Blue Origin Circulates Plan To Send Cargo In Spacecrafts To The Moon

With NASA interested again in returning to the moon, several startups have been looking to benefit from that, including Amazon founder Jeff Bezos and his space company, Blue Origin.

According to a report in The Washington Post, Blue Origin has handed out a seven-page white paper to the leadership at NASA as well as President Trump’s transition team about its interest in creating a lunar spacecraft for the moon. The spacecraft would be able to land near a crater at the south pole where water is located and it is close to continuous sunlight. In the proposal, the company stated that it wants NASA to support a shipment service for the moon in which the lunar spacecraft could send cargo and habitats to the moon by the middle of 2020 and help create future human settlements on the moon.

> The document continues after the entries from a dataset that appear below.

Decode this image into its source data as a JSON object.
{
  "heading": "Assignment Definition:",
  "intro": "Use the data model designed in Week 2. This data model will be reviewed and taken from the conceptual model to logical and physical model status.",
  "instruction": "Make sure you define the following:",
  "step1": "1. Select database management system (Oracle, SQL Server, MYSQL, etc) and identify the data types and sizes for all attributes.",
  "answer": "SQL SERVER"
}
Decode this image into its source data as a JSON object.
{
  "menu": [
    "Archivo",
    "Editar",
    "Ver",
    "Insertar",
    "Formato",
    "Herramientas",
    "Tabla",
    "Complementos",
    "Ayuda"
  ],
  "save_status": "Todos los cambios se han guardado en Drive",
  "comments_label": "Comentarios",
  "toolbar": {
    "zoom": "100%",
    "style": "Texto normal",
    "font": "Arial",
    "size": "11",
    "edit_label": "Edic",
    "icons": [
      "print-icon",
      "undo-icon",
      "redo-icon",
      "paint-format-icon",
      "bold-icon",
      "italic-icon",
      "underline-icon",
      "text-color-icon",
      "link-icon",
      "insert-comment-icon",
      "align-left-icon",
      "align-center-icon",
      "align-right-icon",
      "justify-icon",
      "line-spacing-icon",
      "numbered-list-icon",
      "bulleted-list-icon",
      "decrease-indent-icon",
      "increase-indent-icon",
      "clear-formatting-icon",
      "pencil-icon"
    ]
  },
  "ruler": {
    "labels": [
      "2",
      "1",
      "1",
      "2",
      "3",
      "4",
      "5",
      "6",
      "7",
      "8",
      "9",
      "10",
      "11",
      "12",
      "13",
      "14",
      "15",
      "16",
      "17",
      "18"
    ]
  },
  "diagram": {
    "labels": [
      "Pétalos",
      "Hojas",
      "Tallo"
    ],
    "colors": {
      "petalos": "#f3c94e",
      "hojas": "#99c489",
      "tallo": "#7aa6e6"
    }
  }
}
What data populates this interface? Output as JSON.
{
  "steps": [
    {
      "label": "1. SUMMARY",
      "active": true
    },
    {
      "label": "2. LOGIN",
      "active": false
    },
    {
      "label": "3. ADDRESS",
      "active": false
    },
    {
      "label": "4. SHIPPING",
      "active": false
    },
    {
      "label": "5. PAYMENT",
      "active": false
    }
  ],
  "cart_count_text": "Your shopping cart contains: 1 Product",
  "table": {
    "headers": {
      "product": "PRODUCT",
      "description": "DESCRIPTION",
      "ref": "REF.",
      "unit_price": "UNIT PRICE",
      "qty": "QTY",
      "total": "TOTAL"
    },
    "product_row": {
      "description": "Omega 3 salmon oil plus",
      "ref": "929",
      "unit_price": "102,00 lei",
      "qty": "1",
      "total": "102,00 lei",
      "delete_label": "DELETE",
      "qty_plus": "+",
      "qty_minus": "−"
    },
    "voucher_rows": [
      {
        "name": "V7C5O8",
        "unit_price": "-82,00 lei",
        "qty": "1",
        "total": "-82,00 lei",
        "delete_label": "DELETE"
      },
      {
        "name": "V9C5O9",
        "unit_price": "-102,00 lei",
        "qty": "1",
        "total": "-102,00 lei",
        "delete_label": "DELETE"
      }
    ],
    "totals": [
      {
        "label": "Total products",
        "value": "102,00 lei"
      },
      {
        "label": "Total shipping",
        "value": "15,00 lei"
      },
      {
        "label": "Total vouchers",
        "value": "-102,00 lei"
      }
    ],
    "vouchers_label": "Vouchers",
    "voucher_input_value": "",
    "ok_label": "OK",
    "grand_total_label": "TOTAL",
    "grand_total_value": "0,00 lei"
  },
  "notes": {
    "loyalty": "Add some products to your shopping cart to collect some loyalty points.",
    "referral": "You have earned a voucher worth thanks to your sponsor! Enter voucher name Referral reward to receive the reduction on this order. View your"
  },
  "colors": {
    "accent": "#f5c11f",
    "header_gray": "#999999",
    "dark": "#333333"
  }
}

“It is time for America to return to the Moon — this time to stay,” Bezos said in response to emailed questions from The Washington Post. “A permanently inhabited lunar settlement is a difficult and worthy objective. I sense a lot of people are excited about this.”

The report noted Blue Origin’s proposal, which came out on January 4 2017, is focused less on sending humans to the moon and instead on sending cargo missions to deliver necessary equipment to eventually create human colonies there. The move on the part of Blue Origin comes amid ambitious plans by SpaceX and its founder, Elon Musk. According to the report, Musk said this week SpaceX plans to fly two private citizens around the moon in 2018. SpaceX didn’t name whom the two private citizens are. NASA hasn’t been reluctant to work with the private sector in the past, contracting companies to fly supplies and astronauts to the International Space Station and providing technical expertise to SpaceX’s aim to fly unmanned spaceships to Mars by 2020, noted the report.